I love mustelid haberdashery, vinho verde wine, and wensleydale with fruit.
The second in the Slains series (I'm not sure how many there are going to be), this is a continuation of the first book, The Winter Sea.
In this novel, we experience the same sort of modern/historic double story, with Nicola and Rob as our modern day couple (who, of course, aren't together, but, spoiler alert - will be, eventually, we all know it). Nicola is an art historian/dealer with a Russian history (her grandfather and mother escaped the USSR). Rob is a Scottish policeman/constable? (I'm already getting fuzzy on the details). But wait, they met while taking part in a study about psychometry. You see, they can see into the past. So we're psychics. Rob is more powerful, Nicola has to actually touch objects to see their pasts.

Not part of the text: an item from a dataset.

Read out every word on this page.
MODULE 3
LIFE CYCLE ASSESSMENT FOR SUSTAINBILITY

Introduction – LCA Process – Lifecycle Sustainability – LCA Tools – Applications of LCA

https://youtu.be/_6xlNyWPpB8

She inadvertently touches something that gives her a flashback of Anna, the "abandoned" daughter of the first Slains novel, who would be part of the romantic duo we'll focus on in the past. In the historical flashback storyline, we're treated to St. Petersburg during the reign of Peter the Great and Catherine I and the marginal part that Russia played in the Jacobite rebellion. Anna (of course) meets a dashing rake, and navigates the society among the Jacobites that have fled to Russia. Cue angst among misunderstood characters.

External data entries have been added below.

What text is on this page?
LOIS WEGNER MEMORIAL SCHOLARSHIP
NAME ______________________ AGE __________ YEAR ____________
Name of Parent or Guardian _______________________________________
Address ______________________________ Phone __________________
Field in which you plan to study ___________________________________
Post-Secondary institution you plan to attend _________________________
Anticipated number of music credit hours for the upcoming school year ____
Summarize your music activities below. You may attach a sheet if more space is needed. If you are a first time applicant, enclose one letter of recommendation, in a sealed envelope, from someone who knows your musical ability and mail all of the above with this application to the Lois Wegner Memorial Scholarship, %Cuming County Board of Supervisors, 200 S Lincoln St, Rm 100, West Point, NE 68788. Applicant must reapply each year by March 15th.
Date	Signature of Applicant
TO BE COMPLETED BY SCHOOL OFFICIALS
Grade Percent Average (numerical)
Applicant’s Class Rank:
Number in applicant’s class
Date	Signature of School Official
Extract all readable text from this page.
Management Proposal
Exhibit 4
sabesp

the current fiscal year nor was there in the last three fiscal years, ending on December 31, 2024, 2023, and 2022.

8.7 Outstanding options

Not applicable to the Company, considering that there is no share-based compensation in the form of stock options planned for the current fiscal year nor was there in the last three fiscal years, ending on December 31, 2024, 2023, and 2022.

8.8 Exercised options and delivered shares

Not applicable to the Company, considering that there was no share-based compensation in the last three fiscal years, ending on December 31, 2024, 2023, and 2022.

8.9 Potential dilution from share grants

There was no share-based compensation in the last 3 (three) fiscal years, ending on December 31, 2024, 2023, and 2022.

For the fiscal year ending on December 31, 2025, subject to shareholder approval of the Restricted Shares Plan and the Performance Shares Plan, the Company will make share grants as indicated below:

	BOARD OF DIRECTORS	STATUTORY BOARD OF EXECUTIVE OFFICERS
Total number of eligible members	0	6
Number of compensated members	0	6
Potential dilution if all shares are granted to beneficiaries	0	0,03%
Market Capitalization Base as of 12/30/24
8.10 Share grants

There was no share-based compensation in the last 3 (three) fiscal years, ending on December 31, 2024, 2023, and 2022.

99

I am an utter junkie for anything Russian, and I'm just going to say that I'm disappointed. There is lot less historical "meat" in this novel than there was in the first one, with most of the novel just being about Anna maneuvering about in life with a couple of adorable plot!twists! and more of the "fade to black" romance that I really don't enjoy.
It's still a solidly written book, and I think the biggest issue I honestly had was that the narrator for this novel (audiobook) was not nearly as good as the one for the first one.
All in all, I'm pretty done with this series. I picked up The Firebird because Russia. And I got the first book so I could get the background before checking out the second, but I don't find myself compelled to continue.